Der Bürgermeister erklärte weiterhin, dass die Kosten bisher von den Tegernseer Bürgern bezahlt wurden. Aber rund 200 Asylbewerber finanziell als Kommune alleine zu stemmen sei schier unmöglich.

Vor zwei Jahren wurde die Tegernseer Turnhalle renoviert. Nun soll sie als Auffanglager für bis zu 200 Asylbewerber dienen.
Vor zwei Jahren wurde die Turnhalle renoviert. Nun soll sie als Zwischenstation für bis zu 200 Asylbewerber dienen.

Doch nicht nur Geld ist Mangelware. Auch die Hilfsbereitschaft, um den Massen Herr zu werden, dürfte schnell an ihre Grenzen stoßen. Der Helferkreis Asyl sei, so Hagn, jetzt schon mehr als ausgelastet. Mit der großen Anzahl an Neuankömmlingen dürften die Freiwilligen völlig überfordert sein. Darüber waren sich zumindest die Mitglieder des Bauausschusses einig.

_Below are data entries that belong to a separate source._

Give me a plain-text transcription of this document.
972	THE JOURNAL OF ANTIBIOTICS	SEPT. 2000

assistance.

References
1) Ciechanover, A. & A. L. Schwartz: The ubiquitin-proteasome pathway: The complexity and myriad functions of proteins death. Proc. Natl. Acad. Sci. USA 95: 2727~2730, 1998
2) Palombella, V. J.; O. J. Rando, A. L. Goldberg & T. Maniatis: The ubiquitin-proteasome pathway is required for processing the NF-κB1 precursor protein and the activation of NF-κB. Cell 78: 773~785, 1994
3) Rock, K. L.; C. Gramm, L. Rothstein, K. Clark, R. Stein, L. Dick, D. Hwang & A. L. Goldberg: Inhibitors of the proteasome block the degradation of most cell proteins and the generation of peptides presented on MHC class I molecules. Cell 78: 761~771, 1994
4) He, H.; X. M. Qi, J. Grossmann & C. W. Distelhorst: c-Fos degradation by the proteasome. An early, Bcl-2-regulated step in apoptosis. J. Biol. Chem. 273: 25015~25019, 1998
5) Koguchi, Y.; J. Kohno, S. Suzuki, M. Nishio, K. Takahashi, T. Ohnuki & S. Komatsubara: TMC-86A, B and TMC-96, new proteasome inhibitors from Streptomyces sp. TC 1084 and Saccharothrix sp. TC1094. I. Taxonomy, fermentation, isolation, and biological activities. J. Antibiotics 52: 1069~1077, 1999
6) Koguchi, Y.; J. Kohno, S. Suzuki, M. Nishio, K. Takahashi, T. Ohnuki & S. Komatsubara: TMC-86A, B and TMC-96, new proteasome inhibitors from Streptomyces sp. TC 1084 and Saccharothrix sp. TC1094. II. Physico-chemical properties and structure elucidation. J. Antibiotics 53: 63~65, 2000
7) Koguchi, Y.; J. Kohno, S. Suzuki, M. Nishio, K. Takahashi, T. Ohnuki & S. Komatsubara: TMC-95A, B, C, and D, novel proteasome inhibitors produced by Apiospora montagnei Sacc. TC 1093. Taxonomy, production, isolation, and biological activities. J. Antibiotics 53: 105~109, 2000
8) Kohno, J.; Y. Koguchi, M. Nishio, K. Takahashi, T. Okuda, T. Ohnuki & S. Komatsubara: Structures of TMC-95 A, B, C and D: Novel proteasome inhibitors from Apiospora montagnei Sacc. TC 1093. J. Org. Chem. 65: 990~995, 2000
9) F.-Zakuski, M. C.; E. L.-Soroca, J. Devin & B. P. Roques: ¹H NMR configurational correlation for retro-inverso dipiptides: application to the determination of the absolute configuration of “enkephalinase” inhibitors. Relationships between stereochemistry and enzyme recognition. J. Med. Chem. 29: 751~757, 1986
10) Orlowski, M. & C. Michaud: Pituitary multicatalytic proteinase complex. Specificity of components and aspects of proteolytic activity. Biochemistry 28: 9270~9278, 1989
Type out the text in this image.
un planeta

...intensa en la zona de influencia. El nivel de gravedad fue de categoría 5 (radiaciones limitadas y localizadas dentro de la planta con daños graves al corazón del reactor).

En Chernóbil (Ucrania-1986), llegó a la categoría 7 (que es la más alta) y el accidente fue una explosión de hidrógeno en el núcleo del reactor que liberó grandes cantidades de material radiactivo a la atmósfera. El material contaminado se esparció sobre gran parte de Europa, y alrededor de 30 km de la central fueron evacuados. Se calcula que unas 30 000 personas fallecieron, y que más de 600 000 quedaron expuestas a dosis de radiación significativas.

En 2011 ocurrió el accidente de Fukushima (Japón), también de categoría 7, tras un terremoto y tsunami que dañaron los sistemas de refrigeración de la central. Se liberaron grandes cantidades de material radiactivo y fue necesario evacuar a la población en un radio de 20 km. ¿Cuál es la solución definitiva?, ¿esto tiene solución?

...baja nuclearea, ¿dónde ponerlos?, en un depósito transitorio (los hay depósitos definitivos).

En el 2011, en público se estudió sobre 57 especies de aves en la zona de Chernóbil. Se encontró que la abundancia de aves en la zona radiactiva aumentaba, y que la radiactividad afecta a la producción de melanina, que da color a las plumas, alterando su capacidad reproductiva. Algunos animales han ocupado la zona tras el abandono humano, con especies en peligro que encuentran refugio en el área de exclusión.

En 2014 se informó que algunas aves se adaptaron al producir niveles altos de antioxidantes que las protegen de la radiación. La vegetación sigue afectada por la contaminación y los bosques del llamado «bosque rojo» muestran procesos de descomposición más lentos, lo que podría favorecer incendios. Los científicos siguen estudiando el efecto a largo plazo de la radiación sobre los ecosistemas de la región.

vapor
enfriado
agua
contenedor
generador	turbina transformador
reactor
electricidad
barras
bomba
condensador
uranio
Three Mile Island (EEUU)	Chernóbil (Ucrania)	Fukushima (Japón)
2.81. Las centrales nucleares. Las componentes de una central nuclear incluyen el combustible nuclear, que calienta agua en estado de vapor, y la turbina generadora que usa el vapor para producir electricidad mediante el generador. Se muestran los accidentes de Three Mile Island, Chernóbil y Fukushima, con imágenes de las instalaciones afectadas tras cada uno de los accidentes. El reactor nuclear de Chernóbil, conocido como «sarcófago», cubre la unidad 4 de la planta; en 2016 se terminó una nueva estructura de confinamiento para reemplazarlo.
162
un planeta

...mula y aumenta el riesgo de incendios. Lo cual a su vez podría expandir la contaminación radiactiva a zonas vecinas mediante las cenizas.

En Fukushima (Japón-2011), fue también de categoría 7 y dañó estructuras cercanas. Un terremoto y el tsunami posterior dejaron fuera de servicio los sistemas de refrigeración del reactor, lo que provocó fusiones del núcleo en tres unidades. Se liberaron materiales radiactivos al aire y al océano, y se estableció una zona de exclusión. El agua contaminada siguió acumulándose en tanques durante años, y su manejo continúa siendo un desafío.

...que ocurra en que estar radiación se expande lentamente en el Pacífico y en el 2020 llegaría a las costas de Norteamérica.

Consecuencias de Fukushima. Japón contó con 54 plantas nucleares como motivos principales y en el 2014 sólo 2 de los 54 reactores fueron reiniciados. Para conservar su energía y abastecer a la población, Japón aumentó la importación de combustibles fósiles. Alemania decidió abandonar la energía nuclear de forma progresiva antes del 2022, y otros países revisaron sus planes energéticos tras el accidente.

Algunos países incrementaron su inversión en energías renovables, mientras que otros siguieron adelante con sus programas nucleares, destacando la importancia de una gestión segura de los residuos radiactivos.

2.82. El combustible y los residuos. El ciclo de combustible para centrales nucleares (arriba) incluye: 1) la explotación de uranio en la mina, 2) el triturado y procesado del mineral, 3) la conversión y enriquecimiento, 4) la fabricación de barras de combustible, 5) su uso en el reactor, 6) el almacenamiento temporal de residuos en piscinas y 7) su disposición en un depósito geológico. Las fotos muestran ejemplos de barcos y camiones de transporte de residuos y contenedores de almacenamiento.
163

“Wer soll die Verpflegung all dieser Menschen übernehmen? Sie müssen essen und trinken”, warf Andrea Köstler (FWG) ein. Die Mensaverpflegung kann hierbei keine Abhilfe mehr schaffen. Auch an eine alternative Unterbringung ist nicht zu denken. “Es gibt derzeit keine Alternativen”, so Hagn ernüchtert.

Der Markt an Containern ist ausgeschöpft. Es gibt derzeit keine zu kaufen.

Die Verantwortlichen aus dem Rathaus klagen vor allem über das spärliche Hilfsangebot des Landratsamtes. Es fehlen ein Konzept, klare Linien und Vorgehensweisen, wie man eine derartige Herausforderung erfolgreich bewältigen kann.

Trotz der Ratlosigkeit beschlossen die Räte auf der Sitzung, einen offenen Brief an das Landratsamt zu schicken. Man wolle mehr Unterstützung, direkte Hilfeleistung und konkrete Lösungsvorschläge vom Amt. Mit den Worten “Ich bin immer noch sprachlos” schloss Bürgermeister Johannes Hagn die gestrige Sitzung.